Des « rustines » pour faire face à la crise

Conscient que certains des problèmes ne relèvent pas de la responsabilité de la direction mais du ministère de la Santé, le collectif demande au moins « des patchs pour éviter trop de dégâts ». Par exemple, des soignants supplémentaires sont nécessaires dans le couloir, où jusqu’à douze patients peuvent être entassés. Elle appelle également à un renforcement des effectifs de l’unité d’hospitalisation de courte durée qui doit mettre en place des soins lourds à proximité des soins intensifs, en attendant la disponibilité de places en réanimation.

Plus d’une dizaine de médecins ont démissionné du CHU de Bordeaux en 2021 et de nombreux ambulanciers demandent également des disponibilités ou présentent leurs démissions, comme en témoigne Gilbert Mouden. « L’augmentation des effectifs doit être une priorité car sinon il y a un burn-out des agents et c’est un cercle vicieux, ajoute-t-il. La direction sait que des solutions doivent être trouvées. Nous n’avons plus de réserves de personnel, nous arrivons à une situation extrêmement grave. »

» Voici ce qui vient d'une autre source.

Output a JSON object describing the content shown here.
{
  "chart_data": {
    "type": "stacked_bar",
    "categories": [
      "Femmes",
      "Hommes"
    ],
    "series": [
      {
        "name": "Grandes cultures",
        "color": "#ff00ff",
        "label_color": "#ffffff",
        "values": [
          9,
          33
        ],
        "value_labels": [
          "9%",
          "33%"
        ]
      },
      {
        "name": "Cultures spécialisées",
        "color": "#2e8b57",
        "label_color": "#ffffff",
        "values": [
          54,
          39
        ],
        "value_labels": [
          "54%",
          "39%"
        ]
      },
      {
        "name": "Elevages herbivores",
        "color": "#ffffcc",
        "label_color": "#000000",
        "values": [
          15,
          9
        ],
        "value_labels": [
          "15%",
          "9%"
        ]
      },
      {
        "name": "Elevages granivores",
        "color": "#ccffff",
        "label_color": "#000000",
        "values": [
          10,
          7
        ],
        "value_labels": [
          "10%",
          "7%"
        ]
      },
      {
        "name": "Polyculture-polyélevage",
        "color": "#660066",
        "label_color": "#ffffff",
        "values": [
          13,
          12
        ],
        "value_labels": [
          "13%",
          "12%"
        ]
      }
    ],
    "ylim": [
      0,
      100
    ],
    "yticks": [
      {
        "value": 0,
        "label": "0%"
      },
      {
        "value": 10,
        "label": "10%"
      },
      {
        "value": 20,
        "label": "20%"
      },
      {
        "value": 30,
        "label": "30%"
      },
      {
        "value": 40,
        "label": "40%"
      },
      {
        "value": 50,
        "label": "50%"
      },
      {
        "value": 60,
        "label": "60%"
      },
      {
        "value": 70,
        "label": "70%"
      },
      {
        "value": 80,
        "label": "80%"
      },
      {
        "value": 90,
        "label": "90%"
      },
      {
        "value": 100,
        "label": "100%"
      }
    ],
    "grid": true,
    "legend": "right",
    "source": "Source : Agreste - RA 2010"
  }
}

Et ce n’est pas le projet de modernisation du CHU, prévu pour 2030, déjà jugé « obsolète » par le jeune médecin face à l’augmentation attendue des lits d’hôpitaux, qui va les rassurer.

« Ce n’est pas dans notre culture [de se mobiliser], on préfère se reposer et faire autre chose entre nos gardiens. Mais comme nos patients meurent dans les couloirs et que nos collègues se suicident, nous n’avons pas le choix », conclut Aude.